Efficient array-based identification of novel cardiac genes through differentiation of mouse ESCs.

Remarkably, although cardiac disease accounts for the largest proportion of adult mortality and morbidity in the industrialized world, the genetic programs controlling early cardiogenesis are largely incompletely understood. To better understand this process, we set out to identify genes whose expression is enriched within early cardiac fated populations, obtaining the transcriptional signatures of mouse embryonic stem cells (mESCs) at defined intervals during their differentiation along a cardiac path. We compared the RNA profiles of cardiac precursors cells (CPCs) with time-matched non-CPCs and undifferentiated mESCs, using a transgenic mESC line harboring an Nkx2-5 cardiac-specific regulatory sequence driving green fluorescent protein (GFP) to facilitate selection of CPCs. We identify 176 transcripts that are significantly elevated in their abundance within CPCs compared with other assayed populations, predicting that they will likely play a role in cardiogenesis.
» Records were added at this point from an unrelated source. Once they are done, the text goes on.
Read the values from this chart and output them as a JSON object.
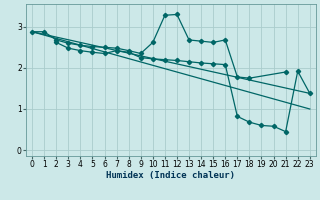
{
  "title": "",
  "xlabel": "Humidex (Indice chaleur)",
  "ylabel": "",
  "bg_color": "#cce8e8",
  "line_color": "#006666",
  "grid_color": "#aacccc",
  "xlim": [
    -0.5,
    23.5
  ],
  "ylim": [
    -0.15,
    3.55
  ],
  "xticks": [
    0,
    1,
    2,
    3,
    4,
    5,
    6,
    7,
    8,
    9,
    10,
    11,
    12,
    13,
    14,
    15,
    16,
    17,
    18,
    19,
    20,
    21,
    22,
    23
  ],
  "yticks": [
    0,
    1,
    2,
    3
  ],
  "series1_x": [
    0,
    1,
    2,
    3,
    4,
    5,
    6,
    7,
    8,
    9,
    10,
    11,
    12,
    13,
    14,
    15,
    16,
    17,
    18,
    21
  ],
  "series1_y": [
    2.88,
    2.88,
    2.68,
    2.6,
    2.55,
    2.52,
    2.5,
    2.48,
    2.42,
    2.35,
    2.62,
    3.28,
    3.3,
    2.68,
    2.65,
    2.62,
    2.68,
    1.78,
    1.75,
    1.9
  ],
  "series2_x": [
    2,
    3,
    4,
    5,
    6,
    7,
    8,
    9,
    10,
    11,
    12,
    13,
    14,
    15,
    16,
    17,
    18,
    19,
    20,
    21,
    22,
    23
  ],
  "series2_y": [
    2.62,
    2.48,
    2.42,
    2.38,
    2.35,
    2.42,
    2.38,
    2.25,
    2.22,
    2.2,
    2.18,
    2.15,
    2.12,
    2.1,
    2.08,
    0.82,
    0.68,
    0.6,
    0.58,
    0.45,
    1.92,
    1.38
  ],
  "line1_x": [
    0,
    23
  ],
  "line1_y": [
    2.88,
    1.38
  ],
  "line2_x": [
    0,
    23
  ],
  "line2_y": [
    2.88,
    1.0
  ],
  "tick_fontsize": 5.5,
  "xlabel_fontsize": 6.5
}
Of note, approximately 24% (43/176) of the cardiogenic candidate transcripts have known roles in cardiac function or development. Importantly, we evaluated the biological relevance of a significant subset 31/133 (23%) of the remaining candidate genes by in situ hybridization at multiple time points during development (embryonic day, E7.5-9.5) and report that all were expressed in key cardiac structures during cardiogenesis. Furthermore 9/31, of which many were previously uncharacterized, were detected as early as the formation of the cardiac crescent. These data demonstrate the potential power of integrating genomic approaches with mESC differentiation to illuminate developmental processes, and provides a valuable resource that may be mined to further elucidate the genetic programs underlying cardiogenesis.